By Fr. Harry Brown, C.PP.S.

In prescientific times, people worried when they had to face diseases. They regarded sickness, leprosy and fever as caused by evil spirits. God had to intervene and show his mighty strength. Healing stood for expelling evil spirits.

Jesus worked many miracles like the healing of the ten lepers that we hear about in the Gospel today, but these healings are not medical reports. They are stories that convey a religious message. Indeed, we are called to be the tenth leper. We are called to live lives of gratitude, lives of thanksgiving, lives centered in the Eucharist, since all we have comes from God.

Are you like the grateful leper? Too many of us may belittle the ungrateful nine, who got well after a serious sickness and never thanked the Lord. Ever since Mass last Sunday, how many of you have thanked God for his blessings?

The second book of Kings in today’s reading deals with an Aramean army general named Naaman who had the dreaded disease of leprosy. It prepares us for the Gospel of the ten lepers. When only one of the ten lepers came back praising God in a loud voice, Jesus asked: “Where are the other nine?” Yes, we can almost hear the disappointment in his voice. We today deal with the leprosy of sin, we have the sacramental penance to cure us—one and all. We need not go to the River Jordan and wash as Naaman. Are we grateful for this sacrament? Or is Jesus still questioning, “Where are the other nine?”

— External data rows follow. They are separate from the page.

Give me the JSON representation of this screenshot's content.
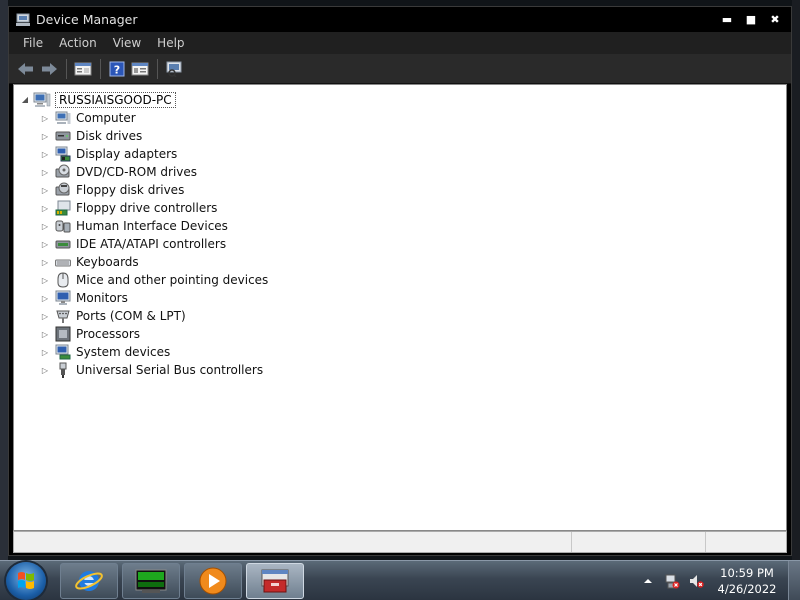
{
  "window": {
    "title": "Device Manager"
  },
  "title_controls": {
    "minimize": "▬",
    "maximize": "■",
    "close": "✖"
  },
  "menu": [
    "File",
    "Action",
    "View",
    "Help"
  ],
  "toolbar": [
    {
      "name": "back-arrow-icon"
    },
    {
      "name": "forward-arrow-icon"
    },
    {
      "name": "properties-icon"
    },
    {
      "name": "help-icon"
    },
    {
      "name": "console-tree-icon"
    },
    {
      "name": "scan-hardware-icon"
    }
  ],
  "tree": {
    "root": "RUSSIAISGOOD-PC",
    "items": [
      {
        "label": "Computer",
        "icon": "computer-icon"
      },
      {
        "label": "Disk drives",
        "icon": "disk-drive-icon"
      },
      {
        "label": "Display adapters",
        "icon": "display-adapter-icon"
      },
      {
        "label": "DVD/CD-ROM drives",
        "icon": "dvd-drive-icon"
      },
      {
        "label": "Floppy disk drives",
        "icon": "floppy-disk-icon"
      },
      {
        "label": "Floppy drive controllers",
        "icon": "floppy-controller-icon"
      },
      {
        "label": "Human Interface Devices",
        "icon": "hid-icon"
      },
      {
        "label": "IDE ATA/ATAPI controllers",
        "icon": "ide-controller-icon"
      },
      {
        "label": "Keyboards",
        "icon": "keyboard-icon"
      },
      {
        "label": "Mice and other pointing devices",
        "icon": "mouse-icon"
      },
      {
        "label": "Monitors",
        "icon": "monitor-icon"
      },
      {
        "label": "Ports (COM & LPT)",
        "icon": "ports-icon"
      },
      {
        "label": "Processors",
        "icon": "processor-icon"
      },
      {
        "label": "System devices",
        "icon": "system-devices-icon"
      },
      {
        "label": "Universal Serial Bus controllers",
        "icon": "usb-icon"
      }
    ]
  },
  "taskbar": {
    "pinned": [
      {
        "name": "internet-explorer-icon"
      },
      {
        "name": "terminal-icon"
      },
      {
        "name": "media-player-icon"
      },
      {
        "name": "device-manager-task-icon"
      }
    ],
    "tray": {
      "time": "10:59 PM",
      "date": "4/26/2022"
    }
  },
  "colors": {
    "window_frame": "#000000",
    "menubar": "#202020",
    "toolbar": "#2a2a2a",
    "content_bg": "#ffffff",
    "taskbar": "#3a4552"
  }
}
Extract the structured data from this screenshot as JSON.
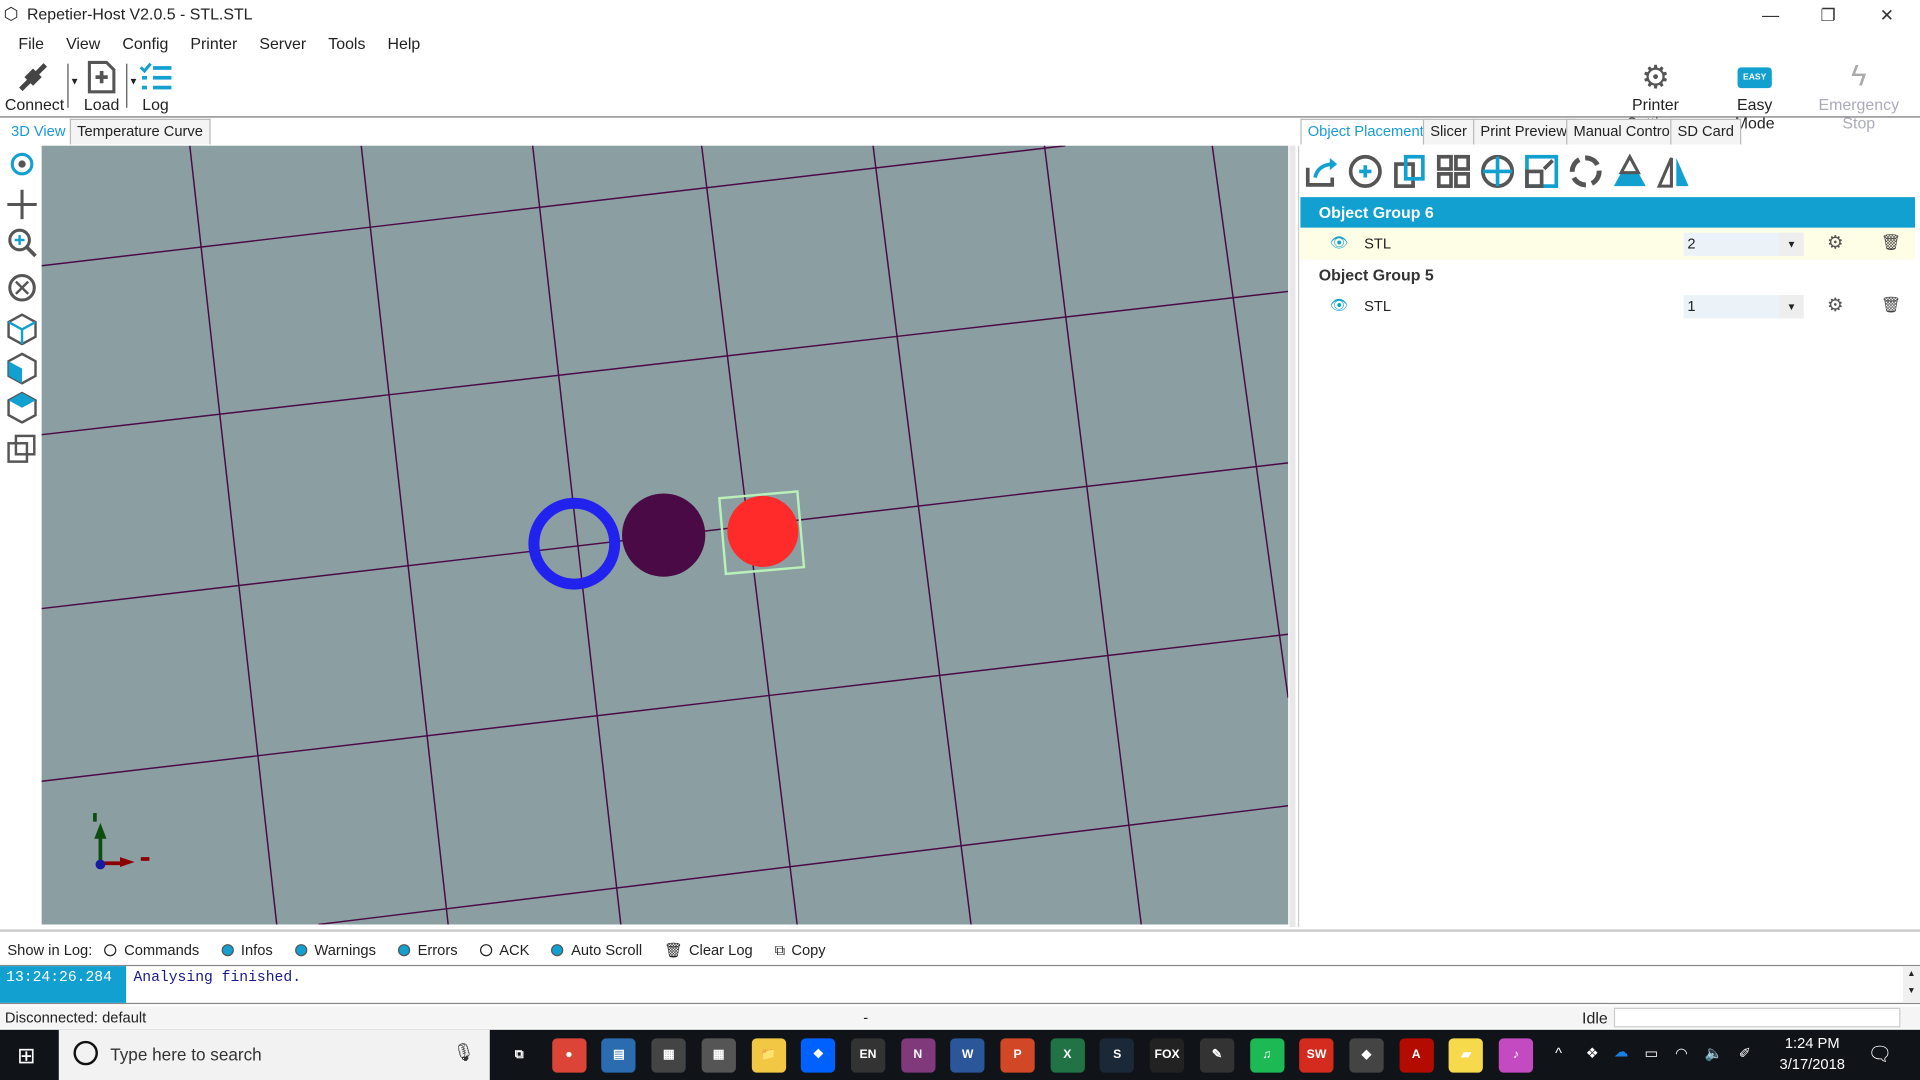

In today’s Gospel, Jesus talks about two groups of people: the grateful and the ungrateful. Which are you? Let’s take a closer look at the ungrateful. If children grow up to be ungrateful, it’s probably because they were never taught to be grateful. Parents and teachers can be the best role models.

Some time ago, someone sent a letter to newspaper advice columnist Ann Landers that reads: “Someone once asked a Southerner ‘where does the south actually begin?’ The Southerner said proudly, ‘when you notice the children say “Yes, sir” and “no ma’am.”’”

The Lord expects good manners from us all. May this Gospel of the ten lepers inspire us all to be grateful. We can never say “thank you” enough. Let me close this with a classical note from a classical quote from my old pal Cicero: “Gratitude is not only the greatest of virtues, but the parent of all the others.” Thank you!

 

Fr. Harry Brown, C.PP.S., is in ministry at the Sorrowful Mother Shrine in Bellevue, Ohio.